I don’t know why this is but everytime I revisit Geneen Roth’s principles of eating when hungry and eating what I feel like eating I tend to go overboard by eating all kinds of junk food and have trouble stopping eating. It’s as if my mind is telling me “you can’t trust yourself to just eat whenever and whatever you want”. It’s also an “all or nothing” type feeling: If I’m not controlling my portions and calories then I might as well just eat everything in sight! It’s the strangest thing since I really like the idea of eating when I’m hungry and eating what I feel like eating.
I’ve found I’ve been most successful when planning out my food ahead of time and making sure I’m eating the right number of calories each day. I like having it spelled out in black and white.
I started dieting when I was fairly young. I can’t remember exactly when, but I do remember the Scarsdale Diet when it came out. It was my mother who started me dieting. She’d tell me I had “saddlebags” (aka fat thighs) and she’d go on the diets with me.
I just now researched when the Scarsdale diet came out and found it was in the late 70’s. While researching this I learned about some crazy fad diets throughout time. I had no idea that people would actually swallow tapeworms in order to lose weight! Gross!

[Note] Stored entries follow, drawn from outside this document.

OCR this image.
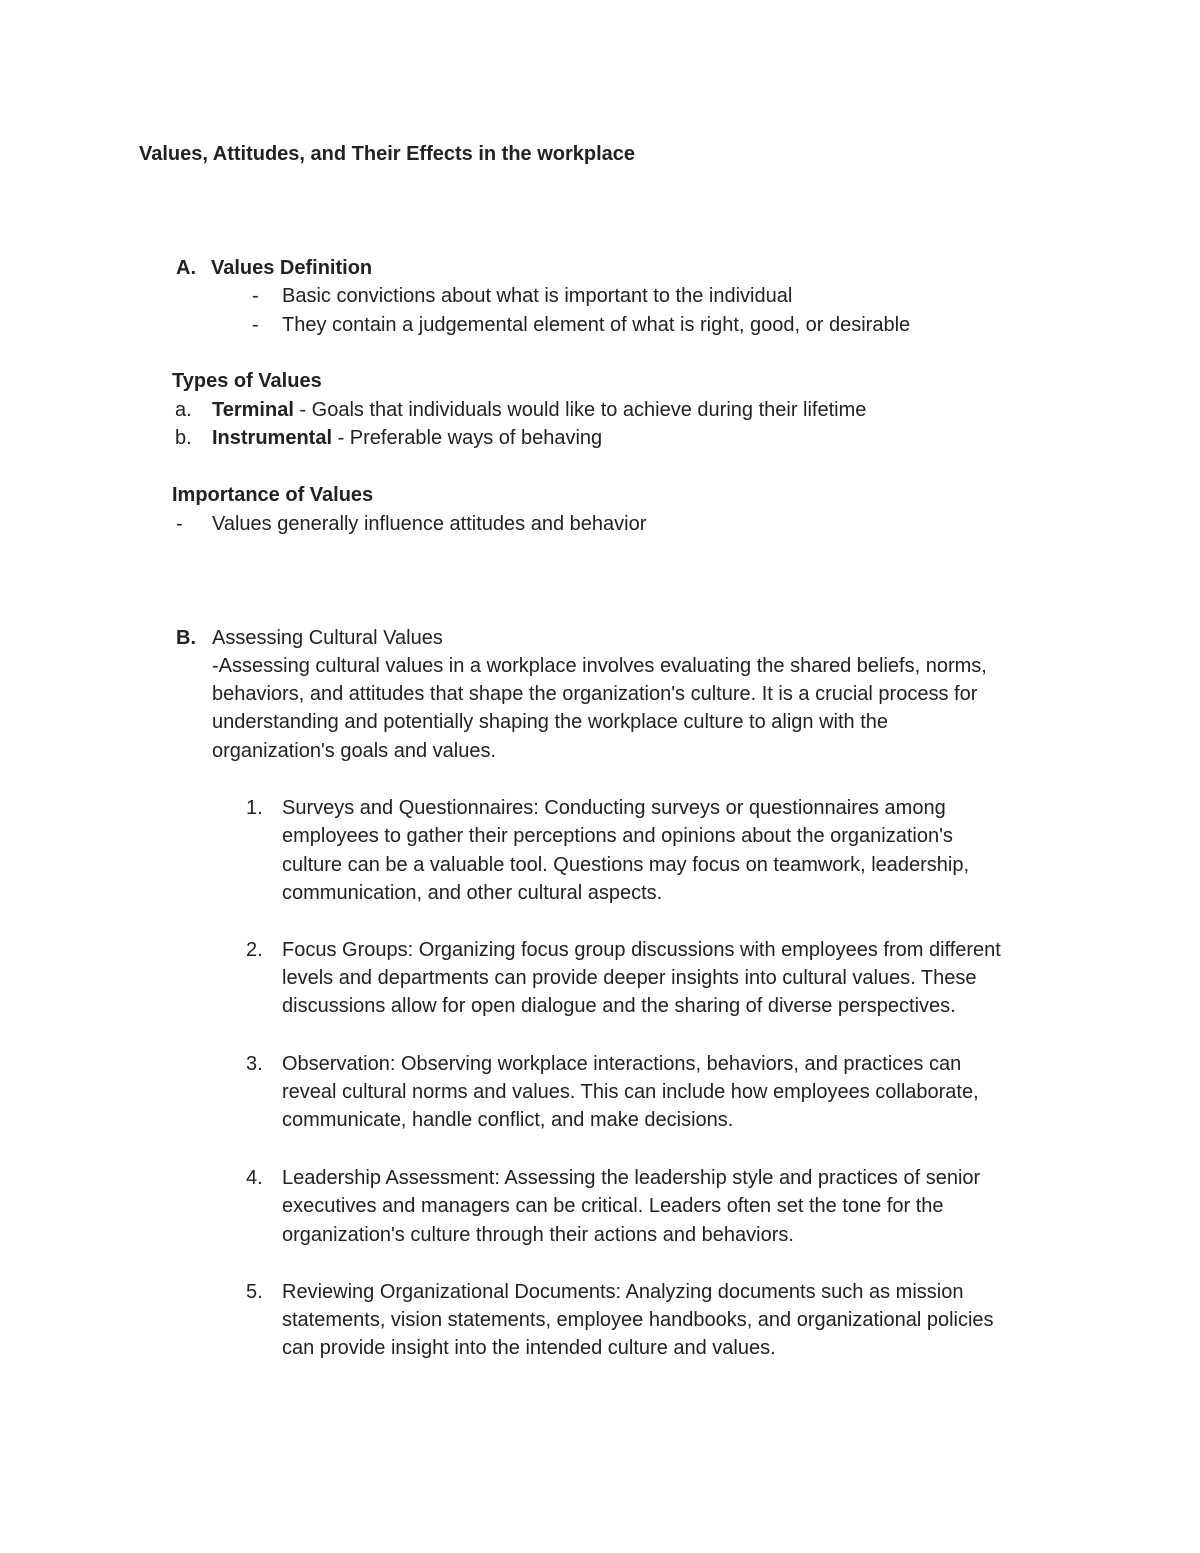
Values, Attitudes, and Their Effects in the workplace
A. Values Definition
- Basic convictions about what is important to the individual
- They contain a judgemental element of what is right, good, or desirable
Types of Values
a. Terminal - Goals that individuals would like to achieve during their lifetime
b. Instrumental - Preferable ways of behaving
Importance of Values
- Values generally influence attitudes and behavior
B. Assessing Cultural Values
-Assessing cultural values in a workplace involves evaluating the shared beliefs, norms,
behaviors, and attitudes that shape the organization's culture. It is a crucial process for
understanding and potentially shaping the workplace culture to align with the
organization's goals and values.
1. Surveys and Questionnaires: Conducting surveys or questionnaires among
employees to gather their perceptions and opinions about the organization's
culture can be a valuable tool. Questions may focus on teamwork, leadership,
communication, and other cultural aspects.
2. Focus Groups: Organizing focus group discussions with employees from different
levels and departments can provide deeper insights into cultural values. These
discussions allow for open dialogue and the sharing of diverse perspectives.
3. Observation: Observing workplace interactions, behaviors, and practices can
reveal cultural norms and values. This can include how employees collaborate,
communicate, handle conflict, and make decisions.
4. Leadership Assessment: Assessing the leadership style and practices of senior
executives and managers can be critical. Leaders often set the tone for the
organization's culture through their actions and behaviors.
5. Reviewing Organizational Documents: Analyzing documents such as mission
statements, vision statements, employee handbooks, and organizational policies
can provide insight into the intended culture and values.
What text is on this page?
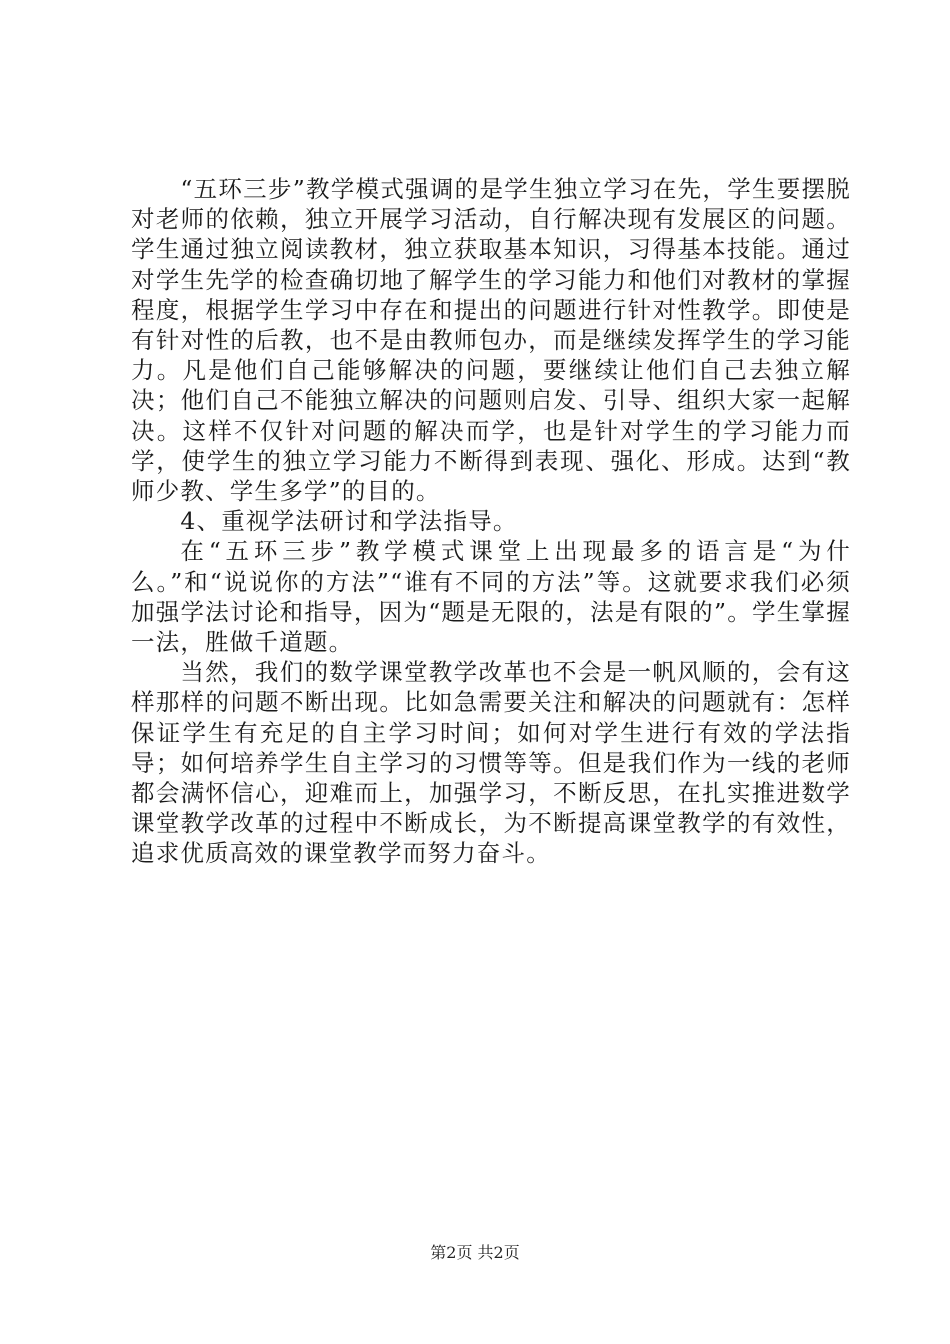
“五环三步”教学模式强调的是学生独立学习在先，学生要摆脱对老师的依赖，独立开展学习活动，自行解决现有发展区的问题。学生通过独立阅读教材，独立获取基本知识，习得基本技能。通过对学生先学的检查确切地了解学生的学习能力和他们对教材的掌握程度，根据学生学习中存在和提出的问题进行针对性教学。即使是有针对性的后教，也不是由教师包办，而是继续发挥学生的学习能力。凡是他们自己能够解决的问题，要继续让他们自己去独立解决；他们自己不能独立解决的问题则启发、引导、组织大家一起解决。这样不仅针对问题的解决而学，也是针对学生的学习能力而学，使学生的独立学习能力不断得到表现、强化、形成。达到“教师少教、学生多学”的目的。

4、重视学法研讨和学法指导。

在“五环三步”教学模式课堂上出现最多的语言是“为什么。”和“说说你的方法”“谁有不同的方法”等。这就要求我们必须加强学法讨论和指导，因为“题是无限的，法是有限的”。学生掌握一法，胜做千道题。

当然，我们的数学课堂教学改革也不会是一帆风顺的，会有这样那样的问题不断出现。比如急需要关注和解决的问题就有：怎样保证学生有充足的自主学习时间；如何对学生进行有效的学法指导；如何培养学生自主学习的习惯等等。但是我们作为一线的老师都会满怀信心，迎难而上，加强学习，不断反思，在扎实推进数学课堂教学改革的过程中不断成长，为不断提高课堂教学的有效性，追求优质高效的课堂教学而努力奋斗。

第2页 共2页
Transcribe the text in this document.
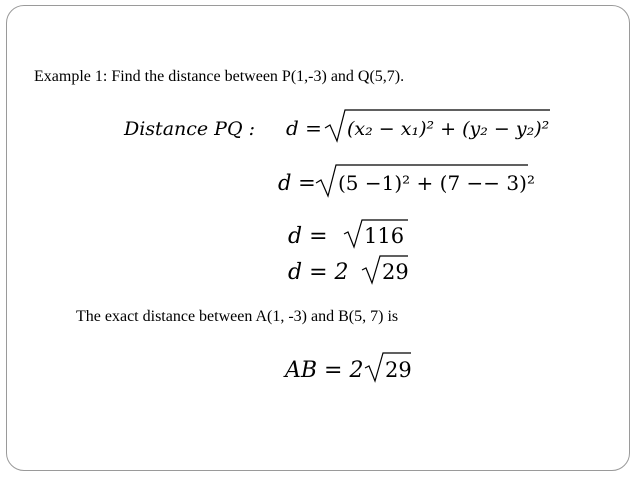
Example 1: Find the distance between P(1,-3) and Q(5,7).
Distance PQ : d = (x₂ − x₁)² + (y₂ − y₂)²
d = (5 −1)² + (7 −− 3)²
d = 116
d = 2 29
The exact distance between A(1, -3) and B(5, 7) is
AB = 2 29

I remember coming home from elementary school and the first thing I wanted to do was eat a baloney sandwich. Mayonnaise spread on two slices of bread with two slices of baloney plopped in the middle. I used to love those sandwiches and stuffed them in my face as if they could rid me of the day in school, shut it all out. I guess those were my first binges.
I remember the time in my life before I understood that foods had calories and that they could be fattening. I remember eating roasted salted sunflower seeds for the first time and loving them. I ate a ton of them and then my mother told me they were fattening, that they are very high in calories. Oh, so that’s how we gain weight!
I’ve started bingeing again. I’d gone for over ten years without bingeing and just within in the last year or two have started again. It’s like I get into these ruts where I eat the same thing over and over as a binge. For awhile I had to run lots of errands in my car for work. I detest shopping of any kind unless it’s online. Therefore, whenever I’d run these errands I’d stop by the grocery store and get a box of Skinny Cow Caramel Truffle bars. I’d eat the entire box (six bars) while driving to Costco or Walmart or wherever I had to pick up supplies for work. It’s like I wanted to trash myself for doing something I didn’t like. If I was doing something I loved then I wouldn’t need to eat.
The other crazy thing is almost every single meal I eat is in the car or at my desk at work. Several nights a week my partner and I eat dinner on the couch while watching a movie. I can’t even remember when this pattern of eating without being at a regular table and focusing on my food started for me. Part of the problem is I don’t really enjoy taking time out for food when there’s so much I want to be doing. I’m also not really a “foodie”. However, I realize it isn’t healthy to always be doing, doing, doing.
I’ve gotten out of the habit of planning out my food and I think it will really help me to record AHEAD OF TIME what I’ll be eating and make sure I stay within my calorie range. This is my goal for the coming week. I'm tired of losing and gaining the same five pounds which is what I've been doing for the last two years!